When it comes to your resume, many of us either over analyze every word or tend to not give it much thought. Whether you tend to live at one spectrum or the other, either strategy can actually be detrimental to landing that next interview. Let’s find some middle ground, shall we.
The first step in this process is to first assess what it is you actually are looking to do. Ask yourself “why do I want this job?” or “what is it about this job that truly sparks my interest or relates to what I WANT to do in my career?” Once you are able to convince yourself that you are right for the role and this position makes sense for what you want, convincing the hiring manager of the same realization will be a cake walk.

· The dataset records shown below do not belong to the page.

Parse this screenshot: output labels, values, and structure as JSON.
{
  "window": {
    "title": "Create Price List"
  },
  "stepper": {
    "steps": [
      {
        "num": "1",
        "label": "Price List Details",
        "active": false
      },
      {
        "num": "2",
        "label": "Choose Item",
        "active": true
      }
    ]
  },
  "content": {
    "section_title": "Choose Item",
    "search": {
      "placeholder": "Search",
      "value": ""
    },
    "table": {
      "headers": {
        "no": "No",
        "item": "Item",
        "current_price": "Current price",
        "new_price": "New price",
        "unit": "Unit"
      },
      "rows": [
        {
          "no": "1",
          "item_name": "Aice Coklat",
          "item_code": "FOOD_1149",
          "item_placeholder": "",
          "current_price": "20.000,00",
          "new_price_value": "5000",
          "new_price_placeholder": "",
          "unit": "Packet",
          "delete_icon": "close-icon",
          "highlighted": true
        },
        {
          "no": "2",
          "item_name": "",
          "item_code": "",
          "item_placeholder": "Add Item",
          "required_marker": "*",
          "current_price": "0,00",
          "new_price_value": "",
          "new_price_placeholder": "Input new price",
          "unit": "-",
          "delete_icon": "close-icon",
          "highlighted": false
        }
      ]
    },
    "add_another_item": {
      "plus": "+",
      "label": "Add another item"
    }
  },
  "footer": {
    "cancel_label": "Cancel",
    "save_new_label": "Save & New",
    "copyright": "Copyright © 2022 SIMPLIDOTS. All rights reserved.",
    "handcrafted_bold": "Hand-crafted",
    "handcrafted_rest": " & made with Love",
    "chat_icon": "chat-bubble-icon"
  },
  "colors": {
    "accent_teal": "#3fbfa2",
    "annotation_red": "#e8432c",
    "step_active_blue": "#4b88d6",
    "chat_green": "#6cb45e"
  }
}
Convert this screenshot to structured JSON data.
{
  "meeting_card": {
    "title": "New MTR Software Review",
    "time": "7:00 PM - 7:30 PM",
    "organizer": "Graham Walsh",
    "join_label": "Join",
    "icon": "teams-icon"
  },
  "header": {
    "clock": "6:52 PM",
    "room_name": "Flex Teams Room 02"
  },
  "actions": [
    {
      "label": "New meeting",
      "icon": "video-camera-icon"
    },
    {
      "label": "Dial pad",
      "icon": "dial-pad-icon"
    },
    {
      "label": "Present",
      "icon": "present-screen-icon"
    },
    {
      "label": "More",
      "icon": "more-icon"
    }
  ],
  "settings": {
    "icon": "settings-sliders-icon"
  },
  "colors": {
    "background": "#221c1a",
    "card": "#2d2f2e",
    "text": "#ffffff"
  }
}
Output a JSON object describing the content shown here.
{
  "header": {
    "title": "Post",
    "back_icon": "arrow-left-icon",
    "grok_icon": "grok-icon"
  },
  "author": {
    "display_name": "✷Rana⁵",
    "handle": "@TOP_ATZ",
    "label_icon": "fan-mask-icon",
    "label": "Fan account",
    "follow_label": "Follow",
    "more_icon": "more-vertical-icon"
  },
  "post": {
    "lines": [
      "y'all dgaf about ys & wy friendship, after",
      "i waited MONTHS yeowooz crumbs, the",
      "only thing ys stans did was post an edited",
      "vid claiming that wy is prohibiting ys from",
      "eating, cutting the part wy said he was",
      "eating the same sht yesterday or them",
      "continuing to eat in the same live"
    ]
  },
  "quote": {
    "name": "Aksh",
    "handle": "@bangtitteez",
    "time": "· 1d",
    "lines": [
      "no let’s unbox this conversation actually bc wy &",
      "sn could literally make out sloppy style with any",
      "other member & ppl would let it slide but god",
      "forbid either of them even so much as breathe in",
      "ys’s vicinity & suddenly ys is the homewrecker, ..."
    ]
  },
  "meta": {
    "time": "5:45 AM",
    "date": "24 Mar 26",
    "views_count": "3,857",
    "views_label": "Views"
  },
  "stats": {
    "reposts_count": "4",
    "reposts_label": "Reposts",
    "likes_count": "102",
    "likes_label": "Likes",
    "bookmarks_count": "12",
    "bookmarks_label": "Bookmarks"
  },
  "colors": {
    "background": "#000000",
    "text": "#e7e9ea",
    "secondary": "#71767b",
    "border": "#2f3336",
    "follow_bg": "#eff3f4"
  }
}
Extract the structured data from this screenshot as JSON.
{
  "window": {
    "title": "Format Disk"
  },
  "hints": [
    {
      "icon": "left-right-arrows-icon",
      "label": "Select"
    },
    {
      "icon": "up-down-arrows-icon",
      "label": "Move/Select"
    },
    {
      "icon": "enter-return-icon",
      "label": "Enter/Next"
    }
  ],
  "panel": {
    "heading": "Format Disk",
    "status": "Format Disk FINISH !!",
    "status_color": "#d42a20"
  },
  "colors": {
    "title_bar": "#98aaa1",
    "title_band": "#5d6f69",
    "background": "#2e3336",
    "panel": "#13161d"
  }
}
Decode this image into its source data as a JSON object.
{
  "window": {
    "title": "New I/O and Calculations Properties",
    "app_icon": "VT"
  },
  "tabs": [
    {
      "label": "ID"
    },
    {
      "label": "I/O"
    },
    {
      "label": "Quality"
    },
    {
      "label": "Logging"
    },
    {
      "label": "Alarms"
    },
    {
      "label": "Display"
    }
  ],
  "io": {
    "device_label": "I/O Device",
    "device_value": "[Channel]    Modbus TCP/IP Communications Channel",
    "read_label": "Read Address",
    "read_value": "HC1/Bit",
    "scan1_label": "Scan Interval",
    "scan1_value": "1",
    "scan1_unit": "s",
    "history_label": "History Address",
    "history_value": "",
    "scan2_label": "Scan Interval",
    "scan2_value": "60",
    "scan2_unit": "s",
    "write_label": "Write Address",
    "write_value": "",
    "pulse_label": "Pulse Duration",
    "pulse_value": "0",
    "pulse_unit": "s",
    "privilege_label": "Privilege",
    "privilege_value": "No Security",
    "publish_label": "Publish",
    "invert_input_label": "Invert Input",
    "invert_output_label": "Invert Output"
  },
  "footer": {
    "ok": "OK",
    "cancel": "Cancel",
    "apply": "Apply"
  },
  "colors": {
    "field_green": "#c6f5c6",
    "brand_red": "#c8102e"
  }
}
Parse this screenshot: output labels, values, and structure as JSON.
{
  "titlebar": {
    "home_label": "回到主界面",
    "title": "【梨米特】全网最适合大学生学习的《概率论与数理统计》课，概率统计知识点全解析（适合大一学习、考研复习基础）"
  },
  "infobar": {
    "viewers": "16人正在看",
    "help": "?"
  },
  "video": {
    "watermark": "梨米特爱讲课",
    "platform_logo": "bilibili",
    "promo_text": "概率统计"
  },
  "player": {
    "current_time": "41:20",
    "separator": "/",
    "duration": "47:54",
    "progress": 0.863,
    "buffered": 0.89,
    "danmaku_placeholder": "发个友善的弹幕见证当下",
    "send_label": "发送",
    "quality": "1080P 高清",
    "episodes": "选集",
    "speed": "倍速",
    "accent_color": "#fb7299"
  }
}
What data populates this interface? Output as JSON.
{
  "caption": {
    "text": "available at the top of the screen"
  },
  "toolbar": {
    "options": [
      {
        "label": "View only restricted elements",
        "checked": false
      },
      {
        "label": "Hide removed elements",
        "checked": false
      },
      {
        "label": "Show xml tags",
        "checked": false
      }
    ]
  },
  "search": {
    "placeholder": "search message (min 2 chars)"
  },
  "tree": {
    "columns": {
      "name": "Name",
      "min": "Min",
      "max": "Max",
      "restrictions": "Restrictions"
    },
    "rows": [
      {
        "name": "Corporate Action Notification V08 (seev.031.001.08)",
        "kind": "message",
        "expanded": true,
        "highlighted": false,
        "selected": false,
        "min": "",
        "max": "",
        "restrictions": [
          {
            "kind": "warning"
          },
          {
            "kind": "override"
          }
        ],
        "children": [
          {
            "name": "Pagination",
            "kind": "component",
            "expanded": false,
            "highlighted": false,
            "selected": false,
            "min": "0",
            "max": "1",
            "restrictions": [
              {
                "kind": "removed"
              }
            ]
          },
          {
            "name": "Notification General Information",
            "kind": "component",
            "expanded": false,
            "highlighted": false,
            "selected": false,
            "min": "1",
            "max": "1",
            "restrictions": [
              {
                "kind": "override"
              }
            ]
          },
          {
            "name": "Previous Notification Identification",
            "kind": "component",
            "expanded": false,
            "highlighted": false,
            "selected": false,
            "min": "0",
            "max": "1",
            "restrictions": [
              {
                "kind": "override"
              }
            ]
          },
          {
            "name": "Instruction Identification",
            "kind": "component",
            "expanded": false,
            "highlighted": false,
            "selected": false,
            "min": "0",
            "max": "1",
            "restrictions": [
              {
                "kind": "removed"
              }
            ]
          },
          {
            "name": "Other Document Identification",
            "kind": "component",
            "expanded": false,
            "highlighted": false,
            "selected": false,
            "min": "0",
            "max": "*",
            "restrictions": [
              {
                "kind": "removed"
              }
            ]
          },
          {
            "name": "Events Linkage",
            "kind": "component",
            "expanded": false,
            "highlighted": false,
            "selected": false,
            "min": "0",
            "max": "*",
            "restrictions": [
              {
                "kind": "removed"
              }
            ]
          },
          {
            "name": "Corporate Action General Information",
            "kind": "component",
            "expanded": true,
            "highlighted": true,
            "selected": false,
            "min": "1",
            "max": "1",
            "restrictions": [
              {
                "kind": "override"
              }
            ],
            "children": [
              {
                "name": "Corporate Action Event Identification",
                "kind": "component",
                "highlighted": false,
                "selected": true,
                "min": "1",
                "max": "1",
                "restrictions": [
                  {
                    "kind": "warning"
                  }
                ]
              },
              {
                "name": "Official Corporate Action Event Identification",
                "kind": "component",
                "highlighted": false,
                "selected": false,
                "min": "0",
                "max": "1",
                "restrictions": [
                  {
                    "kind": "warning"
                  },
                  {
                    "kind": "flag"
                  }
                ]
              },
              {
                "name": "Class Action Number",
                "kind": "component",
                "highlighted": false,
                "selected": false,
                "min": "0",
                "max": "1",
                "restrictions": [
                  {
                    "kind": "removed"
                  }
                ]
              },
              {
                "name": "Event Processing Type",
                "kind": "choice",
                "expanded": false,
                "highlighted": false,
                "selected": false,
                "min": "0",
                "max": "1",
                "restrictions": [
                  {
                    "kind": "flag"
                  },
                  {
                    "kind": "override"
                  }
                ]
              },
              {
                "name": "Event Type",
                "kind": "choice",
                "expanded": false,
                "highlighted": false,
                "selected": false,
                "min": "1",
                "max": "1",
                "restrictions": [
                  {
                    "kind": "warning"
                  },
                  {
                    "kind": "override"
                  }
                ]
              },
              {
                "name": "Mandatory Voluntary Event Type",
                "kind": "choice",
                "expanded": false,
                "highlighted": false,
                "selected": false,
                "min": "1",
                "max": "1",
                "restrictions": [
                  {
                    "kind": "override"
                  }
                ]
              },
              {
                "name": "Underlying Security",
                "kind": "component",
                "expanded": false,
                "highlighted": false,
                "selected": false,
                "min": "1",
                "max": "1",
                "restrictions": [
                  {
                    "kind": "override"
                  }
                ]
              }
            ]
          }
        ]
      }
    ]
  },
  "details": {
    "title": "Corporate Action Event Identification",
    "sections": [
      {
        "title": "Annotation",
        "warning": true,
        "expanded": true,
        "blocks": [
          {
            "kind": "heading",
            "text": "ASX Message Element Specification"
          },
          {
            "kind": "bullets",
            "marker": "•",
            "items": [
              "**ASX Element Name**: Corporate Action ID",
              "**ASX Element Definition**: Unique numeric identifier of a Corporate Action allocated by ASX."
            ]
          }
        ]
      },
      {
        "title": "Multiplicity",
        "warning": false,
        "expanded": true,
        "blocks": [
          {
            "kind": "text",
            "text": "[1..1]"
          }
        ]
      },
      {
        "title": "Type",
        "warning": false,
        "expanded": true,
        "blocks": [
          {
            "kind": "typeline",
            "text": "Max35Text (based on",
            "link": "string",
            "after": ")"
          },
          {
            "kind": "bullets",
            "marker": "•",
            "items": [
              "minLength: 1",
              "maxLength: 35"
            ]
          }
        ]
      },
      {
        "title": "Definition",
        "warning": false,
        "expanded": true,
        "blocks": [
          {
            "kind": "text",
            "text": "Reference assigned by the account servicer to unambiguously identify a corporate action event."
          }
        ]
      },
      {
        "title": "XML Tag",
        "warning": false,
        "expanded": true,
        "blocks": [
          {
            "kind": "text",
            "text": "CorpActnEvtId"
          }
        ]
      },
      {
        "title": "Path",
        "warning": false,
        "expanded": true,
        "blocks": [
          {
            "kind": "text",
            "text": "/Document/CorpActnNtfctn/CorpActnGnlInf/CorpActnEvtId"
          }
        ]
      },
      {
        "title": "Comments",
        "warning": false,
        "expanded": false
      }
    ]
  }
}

It is important to remember that using the exact same resume for every job that you apply for may not be the best strategy. You want your resume to be tailored specifically for not just the job you’re applying for, but to the outlined job duties. Be sure to update and highlight specific job description details from past employment on your resume that are easily and readily recognizable as transferable skills. You want to focus on past experience that can directly relate to the new role in question. In an effort to try and match up your experience to a new role, do your research. Get to know the company’s culture and all around mission to grasp a better idea of what type of position this may be. This will help you be prepared to prove to the hiring manager how you are THEIR solution and not just another resume.
Unless you work in some form of design, fashion or other creative industry, less is certainly more when it comes to the formatting and layout of your resume. While you want your resume to look professional and stand out, if the layout, font, colors, etc. are too distracting, the hiring manager may not even bother reading it. It is important to keep your resume simple, concise and with a lot of white space. Although, you may feel it necessary to list all qualifications, duties, etc. on the resume, by keeping it simple and to the point, you can better convey your value to the Recruiters reading it.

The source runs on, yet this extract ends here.